I am assuming you know his carbohydrate to insulin ratio, meaning for every 10-17 carbohydrates a person eats then one unit of insulin is given. I give a range because every person is a little different in how many units of insulin they give for a certain number of carbohydrates. I usually take 1 unit for every 12 grams of carbs--but that is just my body.
Next, knowing the amount of carbohydrates in certain foods will help too. You can find many books online or at the library or book store that name many foods and how many grams of carbohydrates are in those foods. There are other factors involved too--how much fat that is in a food can make a difference too. French fries are digested differently than say a baked potato.
Now, that may sound scary, but it doesn't have to be difficult. Try to make sure you are balancing carbohydrates and proteins with every meal. Make sure he gets a well rounded meal that is in good portion control. Also if he eats breakfast, snack, lunch, snack, dinner, snack--smaller meals all day may be very helpful as well.
I looked online and it was a little difficult to obtain the information you are looking for. I would try to narrow down the search a little bit. Try and find out the exact areas you plan to eat at and narrow it down to maybe a smaller number of restaurants. I think you might have better luck that way. Maybe through more search(or someone else on the site might know a specific book for what you are looking for) you can find a website or restaurant guide with all the information you are seeking.

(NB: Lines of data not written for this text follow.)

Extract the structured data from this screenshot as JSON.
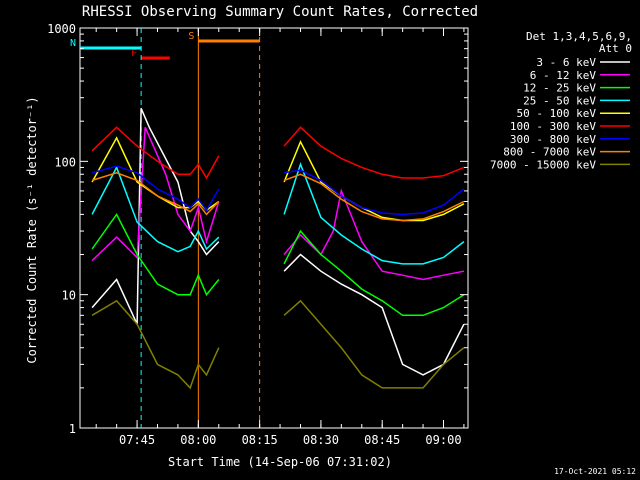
{
  "title": "RHESSI Observing Summary Count Rates, Corrected",
  "footer_date": "17-Oct-2021 05:12",
  "chart_data": {
    "type": "line",
    "title": "RHESSI Observing Summary Count Rates, Corrected",
    "xlabel": "Start Time (14-Sep-06 07:31:02)",
    "ylabel": "Corrected Count Rate (s⁻¹ detector⁻¹)",
    "y_scale": "log",
    "ylim": [
      1,
      1000
    ],
    "xlim": [
      "07:31:02",
      "09:06:00"
    ],
    "x_ticks": [
      "07:45",
      "08:00",
      "08:15",
      "08:30",
      "08:45",
      "09:00"
    ],
    "y_ticks": [
      "1",
      "10",
      "100",
      "1000"
    ],
    "legend_title": "Det 1,3,4,5,6,9,",
    "legend_subtitle": "Att 0",
    "legend_position": "right",
    "data_gap": [
      "08:05",
      "08:20"
    ],
    "annotations": [
      {
        "label": "F",
        "color": "#ff0000",
        "start": "07:46",
        "end": "07:53"
      },
      {
        "label": "N",
        "color": "#00ffff",
        "start": "07:31",
        "end": "07:46"
      },
      {
        "label": "S",
        "color": "#ff8000",
        "start": "08:00",
        "end": "08:15"
      }
    ],
    "series": [
      {
        "name": "3 - 6 keV",
        "color": "#ffffff",
        "x": [
          "07:34",
          "07:40",
          "07:45",
          "07:46",
          "07:48",
          "07:55",
          "07:58",
          "08:00",
          "08:02",
          "08:05",
          "08:21",
          "08:25",
          "08:30",
          "08:35",
          "08:40",
          "08:45",
          "08:50",
          "08:55",
          "09:00",
          "09:05"
        ],
        "y": [
          8,
          13,
          6,
          250,
          180,
          70,
          30,
          25,
          20,
          25,
          15,
          20,
          15,
          12,
          10,
          8,
          3,
          2.5,
          3,
          6
        ]
      },
      {
        "name": "6 - 12 keV",
        "color": "#ff00ff",
        "x": [
          "07:34",
          "07:40",
          "07:45",
          "07:47",
          "07:52",
          "07:55",
          "07:58",
          "08:00",
          "08:02",
          "08:05",
          "08:21",
          "08:25",
          "08:30",
          "08:33",
          "08:35",
          "08:40",
          "08:45",
          "08:50",
          "08:55",
          "09:00",
          "09:05"
        ],
        "y": [
          18,
          27,
          19,
          180,
          80,
          40,
          30,
          45,
          25,
          50,
          20,
          28,
          20,
          30,
          60,
          25,
          15,
          14,
          13,
          14,
          15
        ]
      },
      {
        "name": "12 - 25 keV",
        "color": "#00ff00",
        "x": [
          "07:34",
          "07:40",
          "07:45",
          "07:50",
          "07:55",
          "07:58",
          "08:00",
          "08:02",
          "08:05",
          "08:21",
          "08:25",
          "08:30",
          "08:35",
          "08:40",
          "08:45",
          "08:50",
          "08:55",
          "09:00",
          "09:05"
        ],
        "y": [
          22,
          40,
          20,
          12,
          10,
          10,
          14,
          10,
          13,
          17,
          30,
          20,
          15,
          11,
          9,
          7,
          7,
          8,
          10
        ]
      },
      {
        "name": "25 - 50 keV",
        "color": "#00ffff",
        "x": [
          "07:34",
          "07:40",
          "07:45",
          "07:50",
          "07:55",
          "07:58",
          "08:00",
          "08:02",
          "08:05",
          "08:21",
          "08:25",
          "08:30",
          "08:35",
          "08:40",
          "08:45",
          "08:50",
          "08:55",
          "09:00",
          "09:05"
        ],
        "y": [
          40,
          90,
          35,
          25,
          21,
          23,
          30,
          22,
          27,
          40,
          95,
          38,
          28,
          22,
          18,
          17,
          17,
          19,
          25
        ]
      },
      {
        "name": "50 - 100 keV",
        "color": "#ffff00",
        "x": [
          "07:34",
          "07:40",
          "07:45",
          "07:50",
          "07:55",
          "07:58",
          "08:00",
          "08:02",
          "08:05",
          "08:21",
          "08:25",
          "08:30",
          "08:35",
          "08:40",
          "08:45",
          "08:50",
          "08:55",
          "09:00",
          "09:05"
        ],
        "y": [
          70,
          150,
          70,
          55,
          45,
          45,
          50,
          43,
          50,
          70,
          140,
          70,
          55,
          45,
          38,
          36,
          36,
          40,
          48
        ]
      },
      {
        "name": "100 - 300 keV",
        "color": "#ff0000",
        "x": [
          "07:34",
          "07:40",
          "07:45",
          "07:50",
          "07:55",
          "07:58",
          "08:00",
          "08:02",
          "08:05",
          "08:21",
          "08:25",
          "08:30",
          "08:35",
          "08:40",
          "08:45",
          "08:50",
          "08:55",
          "09:00",
          "09:05"
        ],
        "y": [
          120,
          180,
          130,
          100,
          80,
          80,
          95,
          75,
          110,
          130,
          180,
          130,
          105,
          90,
          80,
          75,
          75,
          78,
          90
        ]
      },
      {
        "name": "300 - 800 keV",
        "color": "#0000ff",
        "x": [
          "07:34",
          "07:40",
          "07:45",
          "07:50",
          "07:55",
          "07:58",
          "08:00",
          "08:02",
          "08:05",
          "08:21",
          "08:25",
          "08:30",
          "08:35",
          "08:40",
          "08:45",
          "08:50",
          "08:55",
          "09:00",
          "09:05"
        ],
        "y": [
          82,
          92,
          82,
          62,
          52,
          45,
          52,
          43,
          62,
          82,
          86,
          72,
          55,
          45,
          41,
          40,
          41,
          47,
          62
        ]
      },
      {
        "name": "800 - 7000 keV",
        "color": "#ff8000",
        "x": [
          "07:34",
          "07:40",
          "07:45",
          "07:50",
          "07:55",
          "07:58",
          "08:00",
          "08:02",
          "08:05",
          "08:21",
          "08:25",
          "08:30",
          "08:35",
          "08:40",
          "08:45",
          "08:50",
          "08:55",
          "09:00",
          "09:05"
        ],
        "y": [
          72,
          82,
          72,
          55,
          47,
          42,
          48,
          40,
          50,
          72,
          80,
          68,
          52,
          42,
          37,
          36,
          37,
          42,
          50
        ]
      },
      {
        "name": "7000 - 15000 keV",
        "color": "#808000",
        "x": [
          "07:34",
          "07:40",
          "07:45",
          "07:50",
          "07:55",
          "07:58",
          "08:00",
          "08:02",
          "08:05",
          "08:21",
          "08:25",
          "08:30",
          "08:35",
          "08:40",
          "08:45",
          "08:50",
          "08:55",
          "09:00",
          "09:05"
        ],
        "y": [
          7,
          9,
          6,
          3,
          2.5,
          2,
          3,
          2.5,
          4,
          7,
          9,
          6,
          4,
          2.5,
          2,
          2,
          2,
          3,
          4
        ]
      }
    ]
  }
}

Excellent advice from Forum-vol-cmb. I find that when traveling and eating out, I do best going to restaurants that serve a big variety of foods so that SOMEWHERE on the menu I can find foods that have fairly easy-to-figure carb counts. For instance, for a child, obviously a sandwich on regular bread rather than a large sub roll is going to be fairly easy to figure out. The other thing is that when eating out a lot, it probably behooves you to have him test his glucose levels more often than he does at home. Both to catch hidden carbs in foods and also because his activity levels may be very different from the norm. If he tests a couple of hours after the meal, he can correct if your estimates were off.
Some restaurants, particularly chain restaurants, may have carb counts available, but I think you will just have to ask in each restaurant if a carb count is available.